Todo indica que estamos asistiendo a la quiebra del sistema electoral. Los comicios del domingo pasado muestran que los viejos partidos —PRI, PAN y PRD— ya no resultan atractivos, que la chiquillería sigue estacionada en la mediocridad y que Morena, masa informe atada a mandos caciquiles, está muy lejos de ser una formación partidaria.
Por supuesto, el partido que dirige Andrés Manuel López Obrador exhibe las dos gubernaturas ganadas como un avance, pues en Baja California le arrebató el poder al PAN con una ventaja en votos de 30%, en tanto que en Puebla tuvo a su favor una diferencia de 10%, que, ciertamente, no es poco, aunque hay factores que ensombrecen tales victorias.
El partido color ladrillo despliega sus victorias como prueba contundente de que la cuarta transformación —cualquier cosa que eso signifique— se mantiene en ascenso y que el gran derrotado en estos comicios es, indudablemente, Acción Nacional, lo que salió a contradecir Marko Cortés, el dirigente albiazul, quien, ante el desastre, destacó que Morena había perdido votantes, pues, sumados los votos emitidos en todo el país, un millón 361 votos son del PAN contra un millón 186 de Morena (en realidad, un millón 567 mil).
Otro detalle interesante es que, para no perder la costumbre, Marko Cortés denunció “la burda injerencia del gobierno federal para apoyar a los candidatos de Morena”, a lo que AMLO respondió que “ninguna dependencia del gobierno federal participó antes o durante el proceso electoral”.
Lo cierto es que, para el PAN, estas elecciones han sido un desastre, pues perdió Baja California, donde mandaba desde 1989, cuando Carlos Salinas de Gortari agradeció con esa gubernatura la participación azul en el cochupo que lo llevó a la Presidencia de la República.

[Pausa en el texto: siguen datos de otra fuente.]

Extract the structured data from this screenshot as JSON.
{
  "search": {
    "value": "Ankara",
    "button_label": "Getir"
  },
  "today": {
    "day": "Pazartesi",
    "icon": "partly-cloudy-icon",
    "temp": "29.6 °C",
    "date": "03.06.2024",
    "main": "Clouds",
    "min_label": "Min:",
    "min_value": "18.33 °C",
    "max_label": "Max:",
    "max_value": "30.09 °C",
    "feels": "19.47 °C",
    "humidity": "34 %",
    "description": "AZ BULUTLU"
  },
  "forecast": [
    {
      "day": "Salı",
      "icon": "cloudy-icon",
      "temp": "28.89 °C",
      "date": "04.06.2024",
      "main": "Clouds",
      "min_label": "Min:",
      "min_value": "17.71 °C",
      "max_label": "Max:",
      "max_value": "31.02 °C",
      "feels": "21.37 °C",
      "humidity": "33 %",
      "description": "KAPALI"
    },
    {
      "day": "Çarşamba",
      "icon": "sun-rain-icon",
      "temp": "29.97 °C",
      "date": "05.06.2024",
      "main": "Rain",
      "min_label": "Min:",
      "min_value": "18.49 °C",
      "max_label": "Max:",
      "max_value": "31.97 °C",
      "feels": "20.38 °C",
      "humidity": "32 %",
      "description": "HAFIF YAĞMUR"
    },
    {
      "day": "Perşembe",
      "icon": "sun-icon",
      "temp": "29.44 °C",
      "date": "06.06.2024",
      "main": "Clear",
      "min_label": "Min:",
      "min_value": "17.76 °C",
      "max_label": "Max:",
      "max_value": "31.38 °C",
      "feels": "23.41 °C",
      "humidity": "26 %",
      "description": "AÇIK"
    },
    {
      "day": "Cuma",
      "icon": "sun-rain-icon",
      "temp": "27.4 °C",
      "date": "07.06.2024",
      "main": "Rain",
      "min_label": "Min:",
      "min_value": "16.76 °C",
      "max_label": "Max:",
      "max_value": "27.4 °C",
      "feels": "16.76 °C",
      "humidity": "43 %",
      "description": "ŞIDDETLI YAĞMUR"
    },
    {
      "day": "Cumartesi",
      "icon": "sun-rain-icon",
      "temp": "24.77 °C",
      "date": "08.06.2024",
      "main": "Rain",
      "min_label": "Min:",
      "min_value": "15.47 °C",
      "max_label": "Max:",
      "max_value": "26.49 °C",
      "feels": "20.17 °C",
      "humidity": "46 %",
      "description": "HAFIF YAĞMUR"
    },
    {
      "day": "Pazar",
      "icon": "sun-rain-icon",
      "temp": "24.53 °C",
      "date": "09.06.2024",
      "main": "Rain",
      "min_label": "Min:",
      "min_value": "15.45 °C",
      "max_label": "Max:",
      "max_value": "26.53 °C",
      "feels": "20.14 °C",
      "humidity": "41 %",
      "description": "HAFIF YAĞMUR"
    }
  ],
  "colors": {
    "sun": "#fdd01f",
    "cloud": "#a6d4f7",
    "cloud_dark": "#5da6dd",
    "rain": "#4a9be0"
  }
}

El inicial beneficiario de ese favor, Ernesto Ruffo, culpó por la pérdida a “la gavilla de panistas que concentraron el poder…”, pues ya se sabe que la victoria tiene muchos padres, pero la derrota es huérfana.
Igualmente costosa para Acción Nacional es la pérdida de Puebla, donde el expriista Rafael Moreno Valle había levantado un poderoso cacicazgo que le permitió dejar a uno de sus paniaguados como sucesor y luego imponer a su esposa como candidata que emergió como supuesta triunfadora en un proceso empapado de irregularidades. De aquello queda muy poco.
Marko Cortés declaró también que en Baja California el triunfo de Morena fue con sólo 11% de los votos posibles y en Puebla con apenas 14% del padrón, lo que, por supuesto, no es consuelo, pero sí debiera ser una enérgica llamada de atención para todos los actores políticos.
En medio del desastre, el PAN se levantó con la victoria en tres estados, pues en Tamaulipas retuvo el Congreso local, le sacó 20 puntos porcentuales de ventaja a Morena y casi 40 al PRI. En Aguascalientes, Acción Nacional tuvo otro éxito, pues ganó cinco de las 11 alcaldías, incluida la capital del estado, donde su candidato dobló la votación de su más cercano contendiente. Los verdes ganaron dos alcaldías, en tanto que el PT, el PRD y Morena sólo obtuvieron un municipio. El gran perdedor fue el PRI, que fue desplazado en cuatro de las cinco alcaldías donde gobernaba.
En Quintana Roo, el morenismo se llevó 11 de 15 distritos y tres la alianza del PAN y el PRD. En Durango le fue mejor al PANRD, pues se quedó con 18 de las 39 alcaldías en disputa, aunque ahí el PRI salvó el honor al obtener el triunfo en 15 municipios, incluido Lerdo, pero Acción Nacional se hizo de la victoria en la capital del estado. En la entidad duranguense, Morena tuvo los peores resultados de la jornada, lo que también es un aviso de que ahí no funciona el partido y que para ganar no basta con la bendición de Ya Saben Quién.
En lo que ganadores y perdedores coincidieron fue en su incapacidad para suscitar el interés de la ciudadanía, pues la abstención fue de 54.7 en Durango, de 61.1 en Aguascalientes, 66.6 en Puebla, 66.9 en Tamaulipas, de 70.5 en Baja California y de ¡77.9 en Quintana Roo! De modo que ninguna formación política debe echar las campanas a vuelo.
En medio de todo, lo cierto es que el actual sistema de partidos se deteriora aceleradamente. Algo tendrán que hacer las fuerzas políticas para ponerlo a flote.